Schwei, Rebecca J, Tesfay, Haile, Asfaw, Frezer, Jogo, Wellington, Busse, Heidi
Public health nutrition 2017 v.20 no.9 pp. 1540-1547
agricultural zoning, cross-sectional studies, diet, eggs, food security, foods, fruits, households, interviews, models, questionnaires, regression analysis, vitamin A, Ethiopia
To describe: household dietary diversity across four zones in Ethiopia; the relationship between household dietary diversity and consumption of vitamin A-rich foods; and the relationship between household dietary diversity and food security status. This was a cross-sectional survey. Data were collected using structured questionnaires in the local language. Household dietary diversity scores measured types of foods households consumed, and households were classified by food security status using a modified version of the Household Food Insecurity Access Scale. An ordinal logistics regression model was created to assess the relationship between three tiers of dietary diversity (low, medium and high) and food security while controlling for agricultural zone, educational variables and household characteristics.

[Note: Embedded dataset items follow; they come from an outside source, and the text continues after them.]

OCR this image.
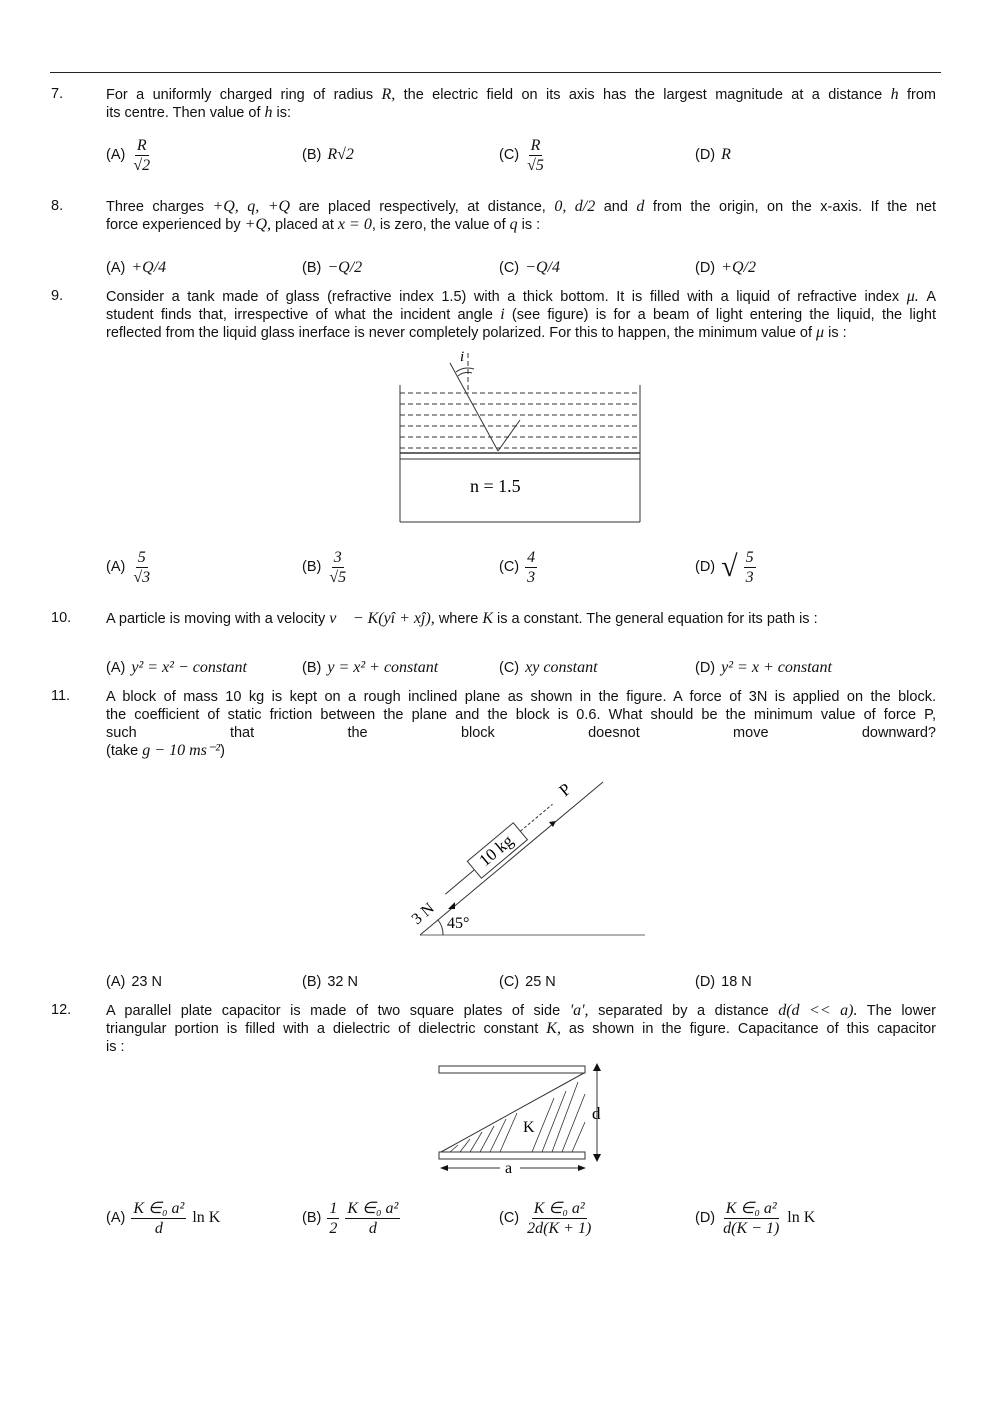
7.	For a uniformly charged ring of radius R, the electric field on its axis has the largest magnitude at a distance h from
its centre. Then value of h is:
$(A) \frac{R}{√2}$	(B) R√2	$(C) \frac{R}{√5}$	(D) R
8.	Three charges +Q, q, +Q are placed respectively, at distance, 0, d/2 and d from the origin, on the x-axis. If the net
force experienced by +Q, placed at x = 0, is zero, the value of q is :
(A) +Q/4	(B) −Q/2	(C) −Q/4	(D) +Q/2
9.	Consider a tank made of glass (refractive index 1.5) with a thick bottom. It is filled with a liquid of refractive index μ. A
student finds that, irrespective of what the incident angle i (see figure) is for a beam of light entering the liquid, the light
reflected from the liquid glass inerface is never completely polarized. For this to happen, the minimum value of μ is :
$(A) \frac{5}{√3}$	$(B) \frac{3}{√5}$	$(C) \frac{4}{3}$	(D) √ $\frac{5}{3}$
10. A particle is moving with a velocity v⃗ − K(yî + xĵ), where K is a constant. The general equation for its path is :
(A) y² = x² − constant	(B) y = x² + constant	(C) xy constant	(D) y² = x + constant
11. A block of mass 10 kg is kept on a rough inclined plane as shown in the figure. A force of 3N is applied on the block.
the coefficient of static friction between the plane and the block is 0.6. What should be the minimum value of force P,
such that the block doesnot move downward?
(take g − 10 ms⁻²)
(A) 23 N	(B) 32 N	(C) 25 N	(D) 18 N
12. A parallel plate capacitor is made of two square plates of side 'a', separated by a distance d(d << a). The lower
triangular portion is filled with a dielectric of dielectric constant K, as shown in the figure. Capacitance of this capacitor
is :
$(A) \frac{\text{K ∈₀ a²}}{d}$ ln K	$(B) \frac{1}{2} \frac{\text{K ∈₀ a²}}{d}$	$(C) \frac{\text{K ∈₀ a²}}{2d(K + 1)}$	$(D) \frac{\text{K ∈₀ a²}}{d(K - 1)}$ ln K
i
n = 1.5
10 kg
P
3 N 45°
K
d
a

Rural households in Tigray, Ethiopia. Three hundred households in Tigray, Ethiopia, were interviewed. Of the households, 23, 47 and 30 % had low, medium and high dietary diversity, respectively. Among households with high dietary diversity, eggs and fruit were the most common foods added to the diet. In the fully adjusted model, participants who reported being food secure had 1·8 increased odds of greater dietary diversity (95 % CI 1·0, 3·2) compared with participants who were food insecure. Food security was positively associated with dietary diversity. In order to enhance health, interventions that improve dietary diversity and vitamin A consumption should remain important areas of focus for health leaders in the region.